Il primo che ha aperto la nuova strada è stato l’astronomo Polacco Niccolò Copernico che riscopre il sistema eliocentrico, già ipotizzato dal greco Aristarco di Samo nel III secolo a.C. Qualcosa non andava lassù nel cielo, nei calcoli astrologici per costruire delle effemeridi, alcuni moti dei pianeti non erano coerenti con il modello delle sfere di Aristotele e poteva semplificarsi solo se si accettava che tutti i pianeti giravano attorno al Sole e non alla Terra.

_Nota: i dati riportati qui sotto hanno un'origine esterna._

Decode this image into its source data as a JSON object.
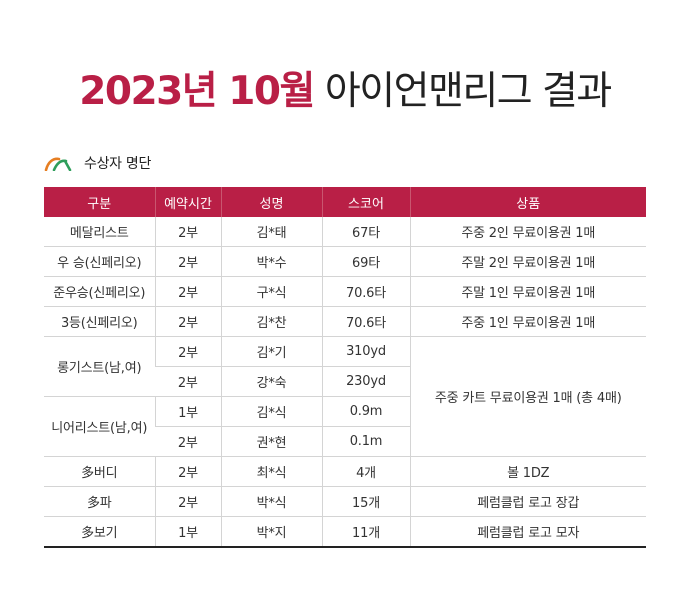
{
  "title": {
    "accent": "2023년 10월",
    "rest": "아이언맨리그 결과"
  },
  "section": {
    "label": "수상자 명단"
  },
  "colors": {
    "accent": "#b91f46",
    "logo_orange": "#e67e22",
    "logo_green": "#2e9e5b"
  },
  "table": {
    "headers": [
      "구분",
      "예약시간",
      "성명",
      "스코어",
      "상품"
    ],
    "rows": [
      {
        "category": "메달리스트",
        "time": "2부",
        "name": "김*태",
        "score": "67타",
        "prize": "주중 2인 무료이용권 1매"
      },
      {
        "category": "우 승(신페리오)",
        "time": "2부",
        "name": "박*수",
        "score": "69타",
        "prize": "주말 2인 무료이용권 1매"
      },
      {
        "category": "준우승(신페리오)",
        "time": "2부",
        "name": "구*식",
        "score": "70.6타",
        "prize": "주말 1인 무료이용권 1매"
      },
      {
        "category": "3등(신페리오)",
        "time": "2부",
        "name": "김*찬",
        "score": "70.6타",
        "prize": "주중 1인 무료이용권 1매"
      },
      {
        "category": "롱기스트(남,여)",
        "time": "2부",
        "name": "김*기",
        "score": "310yd",
        "prize": "주중 카트 무료이용권 1매 (총 4매)"
      },
      {
        "time": "2부",
        "name": "강*숙",
        "score": "230yd"
      },
      {
        "category": "니어리스트(남,여)",
        "time": "1부",
        "name": "김*식",
        "score": "0.9m"
      },
      {
        "time": "2부",
        "name": "권*현",
        "score": "0.1m"
      },
      {
        "category": "多버디",
        "time": "2부",
        "name": "최*식",
        "score": "4개",
        "prize": "볼 1DZ"
      },
      {
        "category": "多파",
        "time": "2부",
        "name": "박*식",
        "score": "15개",
        "prize": "페럼클럽 로고 장갑"
      },
      {
        "category": "多보기",
        "time": "1부",
        "name": "박*지",
        "score": "11개",
        "prize": "페럼클럽 로고 모자"
      }
    ]
  }
}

Può apparire solo una rivoluzione dei moti ma è un terremoto concettuale in quanto cambia anche lo status della terra, tutt’un tratto diventa un pianeta come un altro e peggio ancora teologicamente non siamo più al centro dell’universo. Il passaggio ovviamente non è indolore, la nuova teoria viene pubblicata nel 1543 solo dopo la morte dell’autore, pertanto senza conseguenze nefaste immediate. Il libro “De revolutionibus orbium coelestium” (Delle rivoluzioni dei corpi celesti), l’autore lo dedicò al Papa Paolo III e probabilmente per non considerarlo eretico, nella prefazione, si sosteneva che il modello era semplicemente uno strumento matematico che non voleva rappresentare la realtà. Forse, grazie anche a questo trucco, si concesse uno spazio temporale di circa 60 anni perché la nuova teoria si diffondesse in tutta Europa e minasse le fondamenta dell’imposizione delle idee teologiche dell’universo della chiesa.

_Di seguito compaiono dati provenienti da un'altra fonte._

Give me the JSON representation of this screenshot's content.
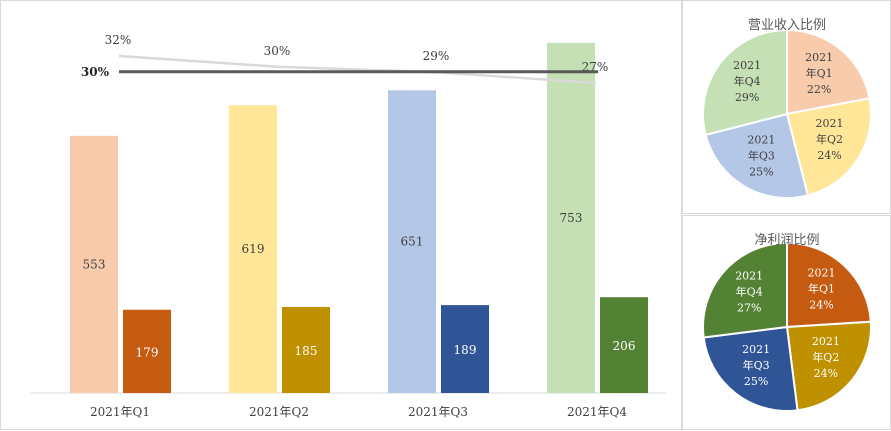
{
  "chart_data": [
    {
      "type": "bar",
      "categories": [
        "2021年Q1",
        "2021年Q2",
        "2021年Q3",
        "2021年Q4"
      ],
      "series": [
        {
          "values": [
            553,
            619,
            651,
            753
          ],
          "colors": [
            "#f8cbad",
            "#ffe699",
            "#b4c7e7",
            "#c5e0b4"
          ]
        },
        {
          "values": [
            179,
            185,
            189,
            206
          ],
          "colors": [
            "#c55a11",
            "#bf9000",
            "#2f5597",
            "#548235"
          ]
        }
      ],
      "line": {
        "values": [
          "32%",
          "30%",
          "29%",
          "27%"
        ],
        "numeric": [
          32,
          30,
          29,
          27
        ],
        "color": "#d9d9d9"
      },
      "reference": {
        "label": "30%",
        "value": 30,
        "color": "#595959"
      },
      "ylim": [
        0,
        800
      ]
    },
    {
      "type": "pie",
      "title": "营业收入比例",
      "labels": [
        "2021年Q1",
        "2021年Q2",
        "2021年Q3",
        "2021年Q4"
      ],
      "label_lines": [
        [
          "2021",
          "年Q1",
          "22%"
        ],
        [
          "2021",
          "年Q2",
          "24%"
        ],
        [
          "2021",
          "年Q3",
          "25%"
        ],
        [
          "2021",
          "年Q4",
          "29%"
        ]
      ],
      "values": [
        22,
        24,
        25,
        29
      ],
      "colors": [
        "#f8cbad",
        "#ffe699",
        "#b4c7e7",
        "#c5e0b4"
      ],
      "text_color": "#404040"
    },
    {
      "type": "pie",
      "title": "净利润比例",
      "labels": [
        "2021年Q1",
        "2021年Q2",
        "2021年Q3",
        "2021年Q4"
      ],
      "label_lines": [
        [
          "2021",
          "年Q1",
          "24%"
        ],
        [
          "2021",
          "年Q2",
          "24%"
        ],
        [
          "2021",
          "年Q3",
          "25%"
        ],
        [
          "2021",
          "年Q4",
          "27%"
        ]
      ],
      "values": [
        24,
        24,
        25,
        27
      ],
      "colors": [
        "#c55a11",
        "#bf9000",
        "#2f5597",
        "#548235"
      ],
      "text_color": "#ffffff"
    }
  ]
}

La mano passa a Giovanni Keplero, quando nel 1608 scopre che le “stelle erranti” (le divinità dei pianeti) non si muovono di moto circolare ma ellittico intorno al Sole, dimostrando che gli dei non sono poi così perfetti ma anche loro stessi corruttibili. Ma se il loro moto non era più naturale, cosa poteva indurre gli dei a muoversi attorno al Sole? Pensava che il movimento dei pianeti fosse causato da qualche forza proveniente dal Sole, ma non citò la stessa forza gravitazionale della Terra, forse era già troppo aver distrutto la perfezione assoluta e il paragone poteva essere troppo pericoloso. Il modello di Aristotele subisce un altro colpo quando nel 1638 Galileo fa pubblicare a Leida i “Discorsi e Dimostrazioni matematiche attorno a due nuove scienze attinenti alla Meccanica e i Movimenti Locali” dove dimostra che la caduta dei corpi avviene alla stessa velocità indipendentemente dal loro peso. 
Il colpo finale al sistema Aristotelico venne assestato da Newton nel 1687 quando enunciò nei “Philosophiae Naturalis Principia Mathematica” la legge di “Gravitazione Universale”.    Il termine universale non è inserito a caso ma evidenzia l’estensione della Gravità dalla terra al cielo e tutt’un tratto anche le stelle hanno una massa. Con quest’affermazione opera la prima grande unificazione delle forze della natura e la gravità è considerata una forza che si applica a distanza istantaneamente. Questo è un primo passo verso la teorizzazione del Buco Nero ma per arrivare a concepirne l’idea occorre un altro attore, ovvero identificare una velocità per la propagazione della Luce. Anche per questo concetto la scienza occidentale subisce l’influenza del modello di Aristotele che riteneva la propagazione della Luce essere istantanea e quindi a velocità infinita.